Arrêtons de voir tout en noir. Soyons positifs ! Les mésaventures de Guillaume Meurice n’ont que des avantages. Pour lui, bien sûr – mais on s’en fiche un peu. Surtout parce qu’elles illustrent avec brio le rôle des auteurs (de gauche) dans l’amélioration des capacités de nuisances des grands groupes éditoriaux. Mais d’abord parce ce que l’édition semble être enfin traitée en média, et donc, à ce titre, mise en danger par la concentration des groupes multi-médias.

Ça s’est passé le 15 septembre, sur le plateau de « Quotidien », où le sémillant présentateur réclamait à la ministre de la Culture un commentaire sur le traitement de Meurice par le patron d’Editis, groupe propriétaire de la marque qui refuse in extremis d’éditer son dernier livre.

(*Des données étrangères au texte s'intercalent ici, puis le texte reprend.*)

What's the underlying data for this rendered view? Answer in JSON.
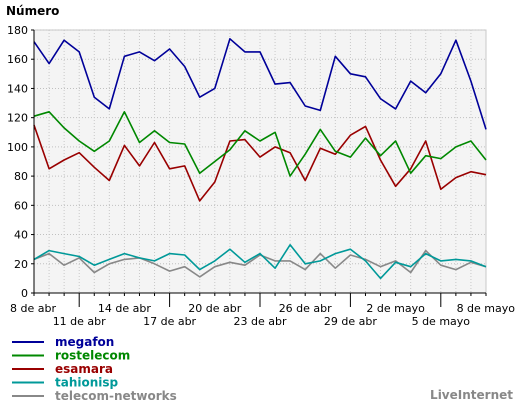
{
  "chart_data": {
    "type": "line",
    "ylabel": "Número",
    "ylim": [
      0,
      180
    ],
    "y_ticks": [
      0,
      20,
      40,
      60,
      80,
      100,
      120,
      140,
      160,
      180
    ],
    "grid": true,
    "legend_position": "bottom-left",
    "x_tick_labels_row1": [
      {
        "index": 0,
        "label": "8 de abr"
      },
      {
        "index": 6,
        "label": "14 de abr"
      },
      {
        "index": 12,
        "label": "20 de abr"
      },
      {
        "index": 18,
        "label": "26 de abr"
      },
      {
        "index": 24,
        "label": "2 de mayo"
      },
      {
        "index": 30,
        "label": "8 de mayo"
      }
    ],
    "x_tick_labels_row2": [
      {
        "index": 3,
        "label": "11 de abr"
      },
      {
        "index": 9,
        "label": "17 de abr"
      },
      {
        "index": 15,
        "label": "23 de abr"
      },
      {
        "index": 21,
        "label": "29 de abr"
      },
      {
        "index": 27,
        "label": "5 de mayo"
      }
    ],
    "series": [
      {
        "name": "megafon",
        "color": "#000099",
        "values": [
          172,
          157,
          173,
          165,
          134,
          126,
          162,
          165,
          159,
          167,
          155,
          134,
          140,
          174,
          165,
          165,
          143,
          144,
          128,
          125,
          162,
          150,
          148,
          133,
          126,
          145,
          137,
          150,
          173,
          145,
          112
        ]
      },
      {
        "name": "rostelecom",
        "color": "#008800",
        "values": [
          121,
          124,
          113,
          104,
          97,
          104,
          124,
          103,
          111,
          103,
          102,
          82,
          90,
          98,
          111,
          104,
          110,
          80,
          95,
          112,
          97,
          93,
          106,
          94,
          104,
          82,
          94,
          92,
          100,
          104,
          91
        ]
      },
      {
        "name": "esamara",
        "color": "#990000",
        "values": [
          115,
          85,
          91,
          96,
          86,
          77,
          101,
          87,
          103,
          85,
          87,
          63,
          76,
          104,
          105,
          93,
          100,
          96,
          77,
          99,
          95,
          108,
          114,
          91,
          73,
          85,
          104,
          71,
          79,
          83,
          81
        ]
      },
      {
        "name": "tahionisp",
        "color": "#009999",
        "values": [
          23,
          29,
          27,
          25,
          19,
          23,
          27,
          24,
          22,
          27,
          26,
          16,
          22,
          30,
          21,
          27,
          17,
          33,
          20,
          22,
          27,
          30,
          22,
          10,
          21,
          18,
          27,
          22,
          23,
          22,
          18
        ]
      },
      {
        "name": "telecom-networks",
        "color": "#888888",
        "values": [
          23,
          27,
          19,
          24,
          14,
          20,
          23,
          24,
          20,
          15,
          18,
          11,
          18,
          21,
          19,
          26,
          22,
          22,
          16,
          27,
          17,
          26,
          23,
          18,
          22,
          14,
          29,
          19,
          16,
          21,
          18
        ]
      }
    ]
  },
  "brand": "LiveInternet"
}
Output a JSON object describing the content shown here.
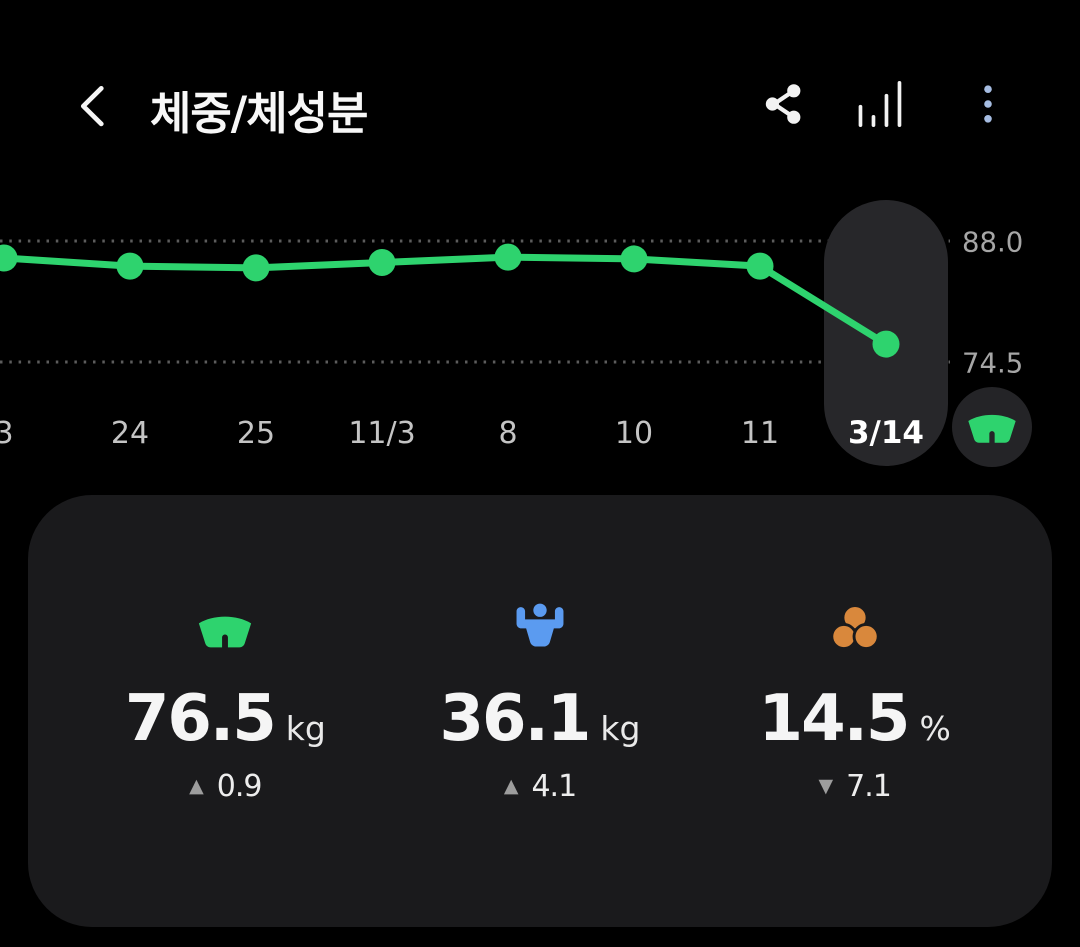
{
  "header": {
    "title": "체중/체성분",
    "icons": [
      "back-chevron-icon",
      "share-icon",
      "bar-chart-icon",
      "more-vertical-icon"
    ]
  },
  "chart_data": {
    "type": "line",
    "x": [
      "3",
      "24",
      "25",
      "11/3",
      "8",
      "10",
      "11",
      "3/14"
    ],
    "series": [
      {
        "name": "weight",
        "values": [
          86.1,
          85.2,
          85.0,
          85.6,
          86.2,
          86.0,
          85.2,
          76.5
        ]
      }
    ],
    "selected_index": 7,
    "selected_label": "3/14",
    "ylim": [
      74.5,
      88.0
    ],
    "y_gridlines": [
      88.0,
      74.5
    ],
    "y_tick_labels": [
      "88.0",
      "74.5"
    ],
    "grid": "dotted-horizontal",
    "legend": "none",
    "line_color": "#2ed36e"
  },
  "chart_fab": {
    "icon": "weight-scale-icon",
    "color": "#2ed36e"
  },
  "stats": [
    {
      "icon": "weight-scale-icon",
      "color": "#2ed36e",
      "value": "76.5",
      "unit": "kg",
      "delta": "0.9",
      "delta_symbol": "▲",
      "delta_direction": "up"
    },
    {
      "icon": "skeletal-muscle-icon",
      "color": "#5b9bf0",
      "value": "36.1",
      "unit": "kg",
      "delta": "4.1",
      "delta_symbol": "▲",
      "delta_direction": "up"
    },
    {
      "icon": "body-fat-icon",
      "color": "#d9883c",
      "value": "14.5",
      "unit": "%",
      "delta": "7.1",
      "delta_symbol": "▼",
      "delta_direction": "down"
    }
  ],
  "colors": {
    "background": "#000000",
    "card": "#1a1a1c",
    "pill": "#27272a",
    "fab_bg": "#242427",
    "green": "#2ed36e",
    "blue": "#5b9bf0",
    "orange": "#d9883c",
    "axis_label": "#c4c4c4",
    "y_label": "#a6a6a6",
    "grid_dot": "#5c5c5c",
    "more_icon": "#a6bde2",
    "icon_white": "#f2f2f2"
  }
}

Des esprits chagrins ont reproché à l’invitée de TMC sa réponse, qualifiée de « langue de bois ». Pourtant, Rima Abdul-Malak n’a fait que rappeler une réalité : Bolloré décide de tout qui se fait chez lui. On ne va tout de même pas reprocher à une ministre du gouvernement d’Emmanuel Macron (ni d’aucun autre, d’ailleurs) de ne pas remettre en cause la propriété privée ! (Imaginez qu’en rentrant dans votre villa vous tombiez sur la crotte que le chien de votre gardien a posé sur la pelouse de votre piscine. Que faites-vous ? Vous exigez aussitôt la même chose que Bolloré a demandé à ses employés de faire avec le livre de Meurice.)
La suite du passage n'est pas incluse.